O diretor do Colégio Imigrante, Leandro Fanchin, ressalta que ainda não está definido como será o ensino presencial:
— Acredito que muitos pais vão continuar não concordando com a volta. Mas outros, como eu, já estão sendo vencidos pelo cansaço. Outro ano letivo igual a esse seria o caos e teria consequências ainda mais desastrosas na aprendizagem. Alguma alternativa tem que ser encontrada e a vacinação teria que ser mais rápida — lamenta ele.
Pais também estão divididos
A psicóloga Leila Bertin Minuzzo, 37 anos, é mãe de Gustavo Minuzzo, 16, e Letícia Minuzzo, 10. Para ela, o retorno é essencial para o processo de aprendizagem dos filhos.
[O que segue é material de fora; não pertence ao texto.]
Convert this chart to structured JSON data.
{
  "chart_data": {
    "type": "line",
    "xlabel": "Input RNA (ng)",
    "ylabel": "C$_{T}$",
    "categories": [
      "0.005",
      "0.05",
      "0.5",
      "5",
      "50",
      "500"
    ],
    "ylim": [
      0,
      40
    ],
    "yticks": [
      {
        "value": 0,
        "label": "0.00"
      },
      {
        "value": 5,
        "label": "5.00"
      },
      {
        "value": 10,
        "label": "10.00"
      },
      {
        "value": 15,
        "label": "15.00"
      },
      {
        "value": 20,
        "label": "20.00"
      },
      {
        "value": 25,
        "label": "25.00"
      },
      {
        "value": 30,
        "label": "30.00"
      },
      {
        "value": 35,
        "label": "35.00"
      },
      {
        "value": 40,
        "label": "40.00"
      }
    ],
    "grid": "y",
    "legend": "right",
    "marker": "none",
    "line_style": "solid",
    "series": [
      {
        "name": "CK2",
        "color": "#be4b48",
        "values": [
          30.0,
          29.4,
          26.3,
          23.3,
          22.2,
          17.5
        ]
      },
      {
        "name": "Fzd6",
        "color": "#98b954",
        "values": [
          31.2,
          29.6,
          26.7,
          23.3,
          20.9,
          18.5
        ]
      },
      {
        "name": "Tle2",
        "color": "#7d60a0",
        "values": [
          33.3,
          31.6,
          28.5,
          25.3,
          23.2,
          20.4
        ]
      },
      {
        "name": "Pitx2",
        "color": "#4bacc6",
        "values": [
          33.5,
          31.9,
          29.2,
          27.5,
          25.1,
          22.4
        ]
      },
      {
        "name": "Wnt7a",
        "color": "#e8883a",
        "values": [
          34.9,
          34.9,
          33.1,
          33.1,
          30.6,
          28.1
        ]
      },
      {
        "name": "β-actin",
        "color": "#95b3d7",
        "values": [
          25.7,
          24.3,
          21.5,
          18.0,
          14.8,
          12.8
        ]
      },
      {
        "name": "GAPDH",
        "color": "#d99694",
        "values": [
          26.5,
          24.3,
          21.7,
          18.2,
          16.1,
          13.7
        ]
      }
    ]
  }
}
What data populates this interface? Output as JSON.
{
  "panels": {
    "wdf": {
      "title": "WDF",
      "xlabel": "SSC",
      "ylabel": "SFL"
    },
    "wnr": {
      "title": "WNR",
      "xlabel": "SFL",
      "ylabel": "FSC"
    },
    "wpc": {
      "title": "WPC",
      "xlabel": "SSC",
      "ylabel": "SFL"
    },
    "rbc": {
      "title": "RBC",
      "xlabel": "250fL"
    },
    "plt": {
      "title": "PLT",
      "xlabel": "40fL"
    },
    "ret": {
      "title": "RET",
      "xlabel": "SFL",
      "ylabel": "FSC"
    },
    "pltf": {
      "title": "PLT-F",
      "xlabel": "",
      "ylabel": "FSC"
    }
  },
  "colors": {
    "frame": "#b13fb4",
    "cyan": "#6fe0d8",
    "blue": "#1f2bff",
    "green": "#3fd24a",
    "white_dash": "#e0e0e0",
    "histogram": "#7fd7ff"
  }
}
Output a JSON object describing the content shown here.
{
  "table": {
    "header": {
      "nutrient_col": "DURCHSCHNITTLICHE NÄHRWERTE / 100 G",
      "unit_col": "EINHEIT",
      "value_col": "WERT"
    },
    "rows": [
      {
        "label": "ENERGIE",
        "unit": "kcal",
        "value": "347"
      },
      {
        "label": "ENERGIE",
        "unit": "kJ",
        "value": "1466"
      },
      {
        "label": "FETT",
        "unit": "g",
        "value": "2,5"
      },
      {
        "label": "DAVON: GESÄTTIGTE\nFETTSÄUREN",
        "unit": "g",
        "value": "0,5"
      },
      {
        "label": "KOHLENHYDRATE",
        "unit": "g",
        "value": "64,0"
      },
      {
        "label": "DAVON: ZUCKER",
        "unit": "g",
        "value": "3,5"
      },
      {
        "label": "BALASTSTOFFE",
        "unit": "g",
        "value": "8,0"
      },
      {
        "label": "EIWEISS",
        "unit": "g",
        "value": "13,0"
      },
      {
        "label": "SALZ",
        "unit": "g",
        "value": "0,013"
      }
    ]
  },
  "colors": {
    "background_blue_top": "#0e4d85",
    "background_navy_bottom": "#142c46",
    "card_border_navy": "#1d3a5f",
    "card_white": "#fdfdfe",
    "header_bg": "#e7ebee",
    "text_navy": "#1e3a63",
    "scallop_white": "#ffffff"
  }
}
— Eu gostei da proposta de ensino presencial escalonado. Acredito que as crianças precisam socializar. Sei que voltar com tudo não dá porque a vacina não chegou para todos, mas essa volta com revezamento é bacana porque será um momento na semana que vão ter essas trocas com colegas e professores e isso vai auxiliar na aprendizagem.
Ela lembra que em 2020 foi complicado porque os filhos foram privados do ambiente escolar e os pais tiveram que tentar aprender como ensinar, sem ter aptidão para isso:
— A ideia de voltar é positiva e, com menos alunos em sala de aula, será melhor até para o professor ensinar e manter os cuidados. Vai ser bom para todos e espero que não demore muito para a vacina chegar para todos.
Alessandra Rivieri, 48, é mãe de três filhos em idade escolar: Júlia, 17, Eduardo, 13, e Diego, 6, que entra esse ano na escola. Ela afirma que os filhos não vão voltar enquanto não se sentir segura, principalmente porque a mais velha é grupo de risco.
— Sou contra enquanto não houver segurança, enquanto não houver vacina suficiente aos alunos e profissionais que os assistem. A vacinação recém foi iniciada. A Júlia tem diabete tipo 1. Na época da gripe A, minha filha ficou afastada da escola por 40 dias. Eles não voltam de jeito nenhum - frisa ela.
Para ela, as escolas da rede pública não estão preparadas para receber os alunos:
— As crianças são assintomáticas, mas podem transmitir. São muitas crianças, as quais não têm acesso ao básico em casa, quem dirá a máscaras que devem ser higienizadas e trocadas a cada 2h. Professores que estão em grupo de risco ou têm pessoas em casa nesses grupos.
Alessandra aponta ainda que falta estrutura física para o retorno presencial. Ela aponta que as escolas tem poucos banheiros que atendem, em média, 500 alunos por turno, refeitórios que atendem as mesmas 500 crianças, salas de aula com mais de 30, 40 alunos por turma. A mãe frisa que na rede estadual há problemas de falta de professores em determinadas disciplinas, falta pessoal de apoio, as salas não estão adaptadas para os alunos que frequentarão presencialmente.
— Os alunos estão sem se encontrar há quase um ano. Como evitar que se abracem e que tenham contato direto ou próximo? Nós procuramos ter esses cuidados, mas os professores não conseguirão dar aulas e cuidar as ações dos alunos. Por mais que se esforcem, será quase impossível. Mesmo tendo um protocolo, acredito que não está havendo capacitação através de cursos e preparação para os profissionais envolvidos. Enfim, são inúmeras dificuldades que as escolas apresentam diariamente e que refletirão na segurança de nossas crianças e adolescentes, além dos profissionais que lá trabalham — pontua.